Wo mehr geheizt werden muss, ist der Zuschuss höher. Maximal sollen dieses Jahr 350 Euro pro Antragsteller ausgezahlt werden. Der Zuschuss verdoppelt sich für diejenigen, die von Gas oder elektrisch betriebener Heizung auf Heizöl umsteigen.

Für alle Verbraucher, die mit Heizöl heizen setzt die Regierung die Besteuerung des Kraftstoffs um 25 Eurocent pro Liter herunter. Denen, die im Winter mit Gas heizen müssen, hat die Regierung einen Zuschuss in noch unbekannter Höhe versprochen.

Stromsparen mit Bonus und Malus System

Gas sparen bedeutet für Griechenland auch, den Stromverbrauch zu senken. Hier gilt die Methode „mit Zuckerbrot und Peitsche“. Staatliche Einrichtungen müssen zehn Prozent Energie einsparen, sonst werden Etatzuschüsse gekürzt. Die bisher aus dem Etat direkt an die Elektrizitätsunternehmen gezahlten Zuschüsse hielten den für Verbraucher auf ihrer Rechnung gesehenen Preis künstlich niedrig.

Die Kosten für elektrischen Strom sollen nun nicht mehr gemäß dem Gießkanneprinzip mit Steuergeldern gesponsort werden. Künftig gilt für die Verbraucher eine Staffelung. Der Grundbedarf soll weiter bezuschusst werden, wer jedoch zu viel verbraucht kann leicht in die Lage kommen, mehr als einen Euro pro kWh zu zahlen. Besonders für diejenigen, die mit Strom heizen, kann das existenzbedrohend werden.

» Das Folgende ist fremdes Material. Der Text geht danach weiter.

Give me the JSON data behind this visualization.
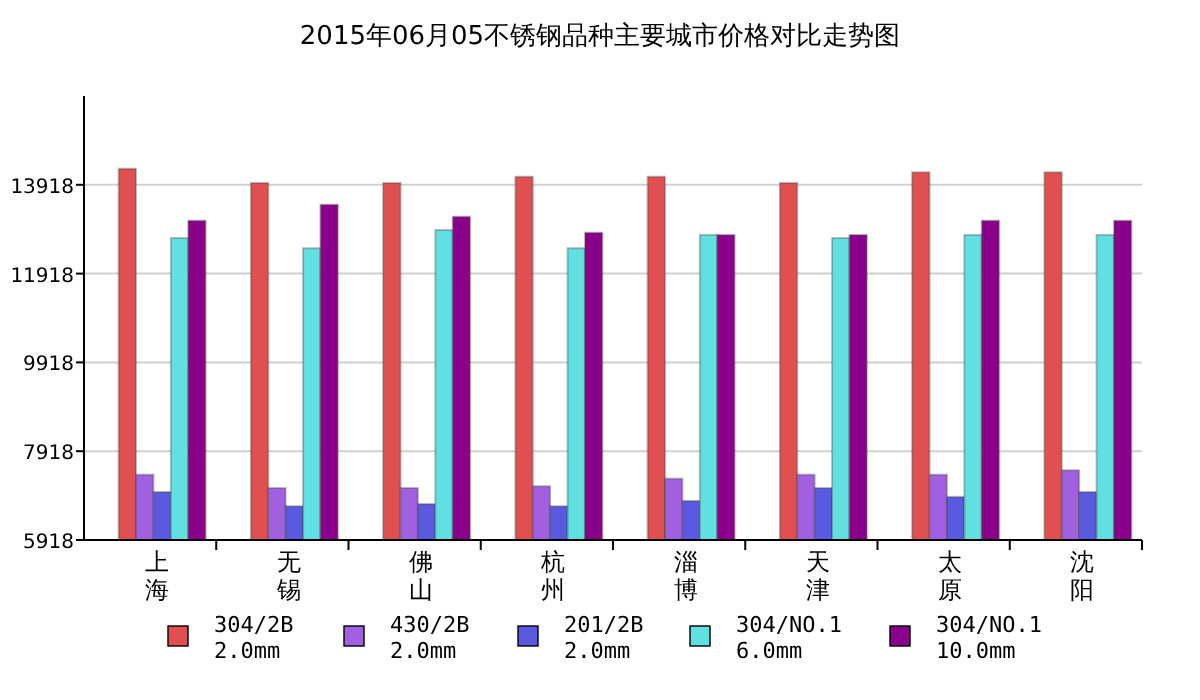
{
  "chart_data": {
    "type": "bar",
    "title": "2015年06月05不锈钢品种主要城市价格对比走势图",
    "categories": [
      "上海",
      "无锡",
      "佛山",
      "杭州",
      "淄博",
      "天津",
      "太原",
      "沈阳"
    ],
    "series": [
      {
        "name": "304/2B 2.0mm",
        "color": "#e05050",
        "values": [
          14280,
          13960,
          13960,
          14100,
          14100,
          13960,
          14200,
          14200
        ]
      },
      {
        "name": "430/2B 2.0mm",
        "color": "#a060e0",
        "values": [
          7390,
          7090,
          7090,
          7130,
          7300,
          7390,
          7390,
          7490
        ]
      },
      {
        "name": "201/2B 2.0mm",
        "color": "#5a5ae0",
        "values": [
          7000,
          6680,
          6730,
          6680,
          6800,
          7090,
          6890,
          7000
        ]
      },
      {
        "name": "304/NO.1 6.0mm",
        "color": "#60e0e0",
        "values": [
          12720,
          12490,
          12900,
          12490,
          12790,
          12720,
          12790,
          12790
        ]
      },
      {
        "name": "304/NO.1 10.0mm",
        "color": "#8b008b",
        "values": [
          13110,
          13470,
          13200,
          12840,
          12790,
          12790,
          13110,
          13110
        ]
      }
    ],
    "ylim": [
      5918,
      15918
    ],
    "yticks": [
      5918,
      7918,
      9918,
      11918,
      13918
    ],
    "grid": "y",
    "legend": "bottom"
  }
}
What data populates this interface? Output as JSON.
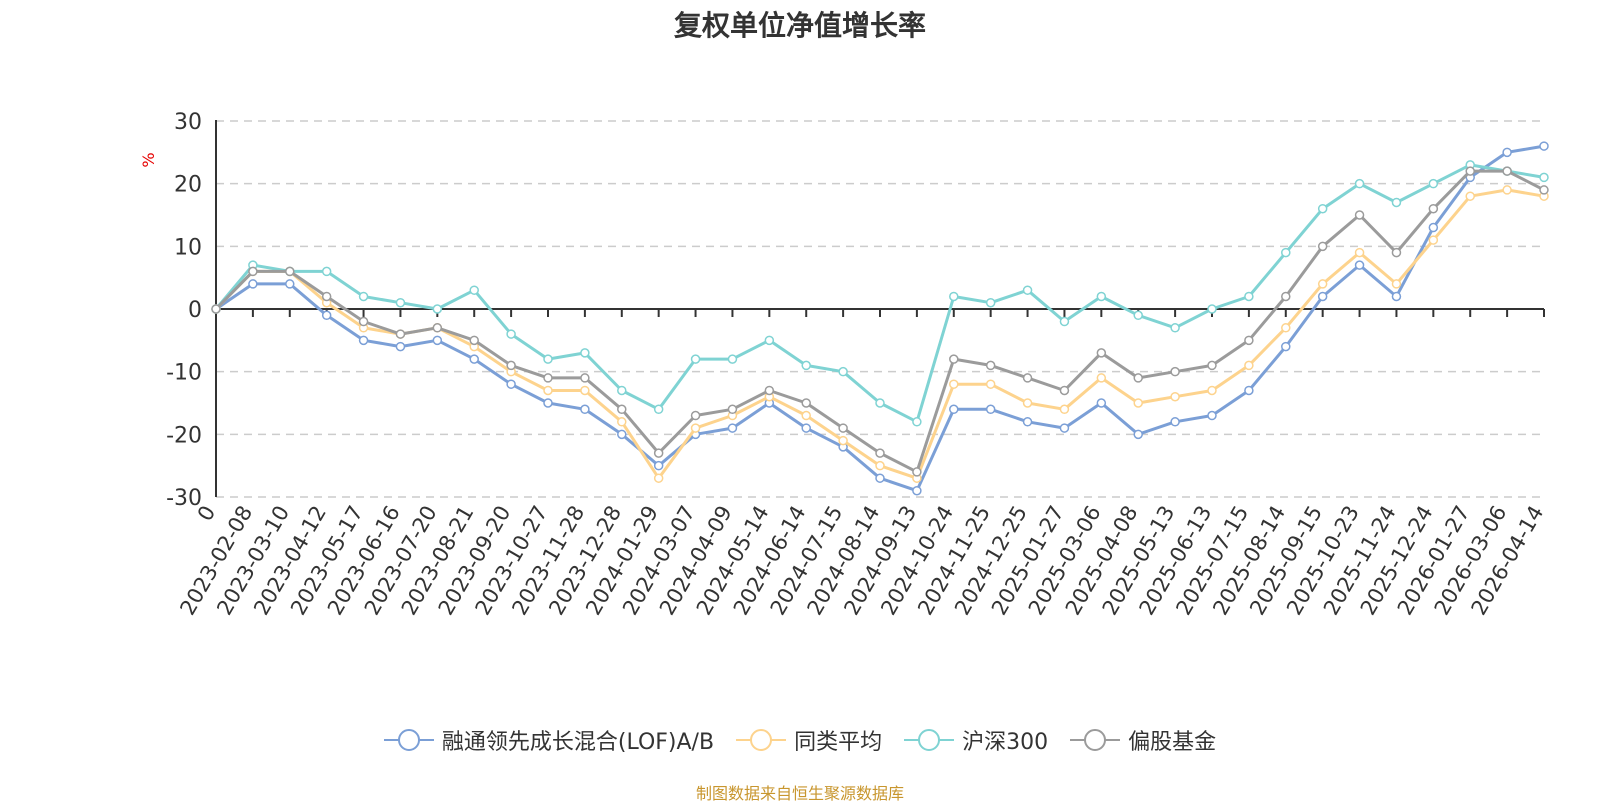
{
  "chart_data": {
    "type": "line",
    "title": "复权单位净值增长率",
    "ylabel": "%",
    "ylim": [
      -30,
      30
    ],
    "yticks": [
      30,
      20,
      10,
      0,
      -10,
      -20,
      -30
    ],
    "grid": true,
    "legend_position": "bottom",
    "source": "制图数据来自恒生聚源数据库",
    "categories": [
      "0",
      "2023-02-08",
      "2023-03-10",
      "2023-04-12",
      "2023-05-17",
      "2023-06-16",
      "2023-07-20",
      "2023-08-21",
      "2023-09-20",
      "2023-10-27",
      "2023-11-28",
      "2023-12-28",
      "2024-01-29",
      "2024-03-07",
      "2024-04-09",
      "2024-05-14",
      "2024-06-14",
      "2024-07-15",
      "2024-08-14",
      "2024-09-13",
      "2024-10-24",
      "2024-11-25",
      "2024-12-25",
      "2025-01-27",
      "2025-03-06",
      "2025-04-08",
      "2025-05-13",
      "2025-06-13",
      "2025-07-15",
      "2025-08-14",
      "2025-09-15",
      "2025-10-23",
      "2025-11-24",
      "2025-12-24",
      "2026-01-27",
      "2026-03-06",
      "2026-04-14"
    ],
    "series": [
      {
        "name": "融通领先成长混合(LOF)A/B",
        "color": "#7b9fd6",
        "values": [
          0,
          4,
          4,
          -1,
          -5,
          -6,
          -5,
          -8,
          -12,
          -15,
          -16,
          -20,
          -25,
          -20,
          -19,
          -15,
          -19,
          -22,
          -27,
          -29,
          -16,
          -16,
          -18,
          -19,
          -15,
          -20,
          -18,
          -17,
          -13,
          -6,
          2,
          7,
          2,
          13,
          21,
          25,
          26
        ]
      },
      {
        "name": "同类平均",
        "color": "#fdd38d",
        "values": [
          0,
          6,
          6,
          1,
          -3,
          -4,
          -3,
          -6,
          -10,
          -13,
          -13,
          -18,
          -27,
          -19,
          -17,
          -14,
          -17,
          -21,
          -25,
          -27,
          -12,
          -12,
          -15,
          -16,
          -11,
          -15,
          -14,
          -13,
          -9,
          -3,
          4,
          9,
          4,
          11,
          18,
          19,
          18
        ]
      },
      {
        "name": "沪深300",
        "color": "#7fd3d3",
        "values": [
          0,
          7,
          6,
          6,
          2,
          1,
          0,
          3,
          -4,
          -8,
          -7,
          -13,
          -16,
          -8,
          -8,
          -5,
          -9,
          -10,
          -15,
          -18,
          2,
          1,
          3,
          -2,
          2,
          -1,
          -3,
          0,
          2,
          9,
          16,
          20,
          17,
          20,
          23,
          22,
          21
        ]
      },
      {
        "name": "偏股基金",
        "color": "#9b9b9b",
        "values": [
          0,
          6,
          6,
          2,
          -2,
          -4,
          -3,
          -5,
          -9,
          -11,
          -11,
          -16,
          -23,
          -17,
          -16,
          -13,
          -15,
          -19,
          -23,
          -26,
          -8,
          -9,
          -11,
          -13,
          -7,
          -11,
          -10,
          -9,
          -5,
          2,
          10,
          15,
          9,
          16,
          22,
          22,
          19
        ]
      }
    ]
  }
}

Dafür weitet die Regierung ihr Stromsparzuschuss-Programm auf weitere Bevölkerungsgruppen aus. Abhängig vom Familieneinkommen erhalten finanziell schwache Bürger einen Zuschuss für den Austausch alter Elektrogeräte. Was in der Theorie gut klingt, zeigt sich in der Praxis als Rezept zur Bereicherung der Händler. Im Wirrwarr der verschiedenen angebotenen Kühlschrank- und Klimaanlagenmodelle sind die Preise der Produkte im Vergleich zu den Monaten vor dem Förderprogramm spürbar angestiegen.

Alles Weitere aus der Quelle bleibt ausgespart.